Bon nombre de personnes qui ont tout de francophone (dont moi) lisent ou regardent la télé, dépendant de leurs goûts, en français ou en anglais. Ce n'est pas dans ce cas une question de choix identitaire, mais plutôt de consommer ce qui est le plus attrayant pour soi, que ce soit de regarder Le comte de Monte-Cristo à TFO le dimanche puis Heroes à CTV le lundi, ou de lire tour à tour Max Gallo et John Saul.

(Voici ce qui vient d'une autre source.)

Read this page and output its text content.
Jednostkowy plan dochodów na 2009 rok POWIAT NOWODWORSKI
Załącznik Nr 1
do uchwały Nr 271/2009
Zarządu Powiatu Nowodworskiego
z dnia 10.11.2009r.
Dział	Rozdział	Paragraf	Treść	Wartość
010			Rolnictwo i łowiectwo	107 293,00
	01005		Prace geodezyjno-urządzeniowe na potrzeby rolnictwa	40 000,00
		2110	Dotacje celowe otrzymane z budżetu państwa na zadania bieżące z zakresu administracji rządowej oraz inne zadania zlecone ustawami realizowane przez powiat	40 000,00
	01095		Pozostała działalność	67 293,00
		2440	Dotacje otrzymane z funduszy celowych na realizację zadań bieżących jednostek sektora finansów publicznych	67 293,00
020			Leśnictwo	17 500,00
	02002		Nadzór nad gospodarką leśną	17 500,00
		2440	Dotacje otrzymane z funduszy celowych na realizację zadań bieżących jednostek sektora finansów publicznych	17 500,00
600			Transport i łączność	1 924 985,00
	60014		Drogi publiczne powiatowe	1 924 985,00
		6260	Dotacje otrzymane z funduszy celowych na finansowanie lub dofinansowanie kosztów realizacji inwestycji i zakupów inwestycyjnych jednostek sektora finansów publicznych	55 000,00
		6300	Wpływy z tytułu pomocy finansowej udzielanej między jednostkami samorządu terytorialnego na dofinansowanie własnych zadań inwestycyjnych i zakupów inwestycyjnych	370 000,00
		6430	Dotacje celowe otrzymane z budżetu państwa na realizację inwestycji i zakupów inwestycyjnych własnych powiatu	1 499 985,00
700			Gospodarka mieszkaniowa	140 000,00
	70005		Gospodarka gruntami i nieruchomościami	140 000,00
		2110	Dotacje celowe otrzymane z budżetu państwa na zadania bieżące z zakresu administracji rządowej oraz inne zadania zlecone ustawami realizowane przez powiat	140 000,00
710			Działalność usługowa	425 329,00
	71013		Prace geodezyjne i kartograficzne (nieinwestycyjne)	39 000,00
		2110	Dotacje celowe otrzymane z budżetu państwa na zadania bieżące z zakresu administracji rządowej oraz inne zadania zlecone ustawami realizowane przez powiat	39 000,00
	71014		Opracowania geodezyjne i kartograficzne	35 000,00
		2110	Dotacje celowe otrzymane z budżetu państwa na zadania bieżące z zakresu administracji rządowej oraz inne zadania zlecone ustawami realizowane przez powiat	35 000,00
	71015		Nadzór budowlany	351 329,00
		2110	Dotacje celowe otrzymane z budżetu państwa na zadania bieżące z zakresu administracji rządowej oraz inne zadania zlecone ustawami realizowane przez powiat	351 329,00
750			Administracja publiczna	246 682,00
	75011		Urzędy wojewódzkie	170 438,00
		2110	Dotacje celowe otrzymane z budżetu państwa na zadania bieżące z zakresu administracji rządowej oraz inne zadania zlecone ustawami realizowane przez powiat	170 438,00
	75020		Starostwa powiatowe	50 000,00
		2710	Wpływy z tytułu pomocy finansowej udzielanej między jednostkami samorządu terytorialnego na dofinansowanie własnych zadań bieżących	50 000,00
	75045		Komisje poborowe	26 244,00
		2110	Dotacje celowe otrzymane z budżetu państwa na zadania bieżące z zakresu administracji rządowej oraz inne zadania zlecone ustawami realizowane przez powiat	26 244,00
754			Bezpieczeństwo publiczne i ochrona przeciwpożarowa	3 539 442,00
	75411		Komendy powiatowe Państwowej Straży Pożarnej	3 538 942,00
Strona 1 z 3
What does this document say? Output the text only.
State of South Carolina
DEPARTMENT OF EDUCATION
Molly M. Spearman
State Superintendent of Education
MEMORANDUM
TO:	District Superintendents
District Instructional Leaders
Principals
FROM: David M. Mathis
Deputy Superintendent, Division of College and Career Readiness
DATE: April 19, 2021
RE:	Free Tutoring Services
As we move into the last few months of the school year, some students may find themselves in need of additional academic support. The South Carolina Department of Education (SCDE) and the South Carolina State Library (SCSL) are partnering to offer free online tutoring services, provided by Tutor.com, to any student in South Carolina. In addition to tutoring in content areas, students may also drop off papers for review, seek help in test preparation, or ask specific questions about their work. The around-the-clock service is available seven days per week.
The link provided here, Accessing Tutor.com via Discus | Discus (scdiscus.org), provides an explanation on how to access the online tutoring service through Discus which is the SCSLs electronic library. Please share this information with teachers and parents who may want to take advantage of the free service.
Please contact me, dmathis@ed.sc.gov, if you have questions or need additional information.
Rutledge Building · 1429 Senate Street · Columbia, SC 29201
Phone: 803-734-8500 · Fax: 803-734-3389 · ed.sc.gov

Par conséquent, dans un monde idéal, tous les francophones auraient accès à un éventail assez large de produits en français pour y choisir ceux qui leur plaisent - le plus grand le choix, le plus grand le nombre de francophones qui y trouveront chaussure à leur pied. Évidemment, ce n'est pas le cas, et dans les milieux très minoritaires, c'est un plus gros défi. À ce titre, la disponibilité de librairies virtuelles sur Internet me semble porteuse d'avenir.

En ce qui a trait aux manifestations culturelles comme le théâtre, les concerts ou justement les cafés philosophiques, le défi est plus corsé, puisque ce type de culture est en lui-même un phénomène minoritaire. Ces manifestations culturelles ont leur raison d'être et je ne doute nullement de la qualité de celles données en exemple, mais il faut bien comprendre que ce genre de loisir attire un certain type de personnes et en laisse d'autres indifférents.

Enfin, il faut noter que la "consommation" culturelle fonctionne à la séduction et ne représente pas un choix politique du "consommateur". Autrement dit, beaucoup de francophones lisent en français ou vont à des événements culturels en français non pas parce que c'est leur devoir de francophone de le faire, mais parce que ça leur plaît.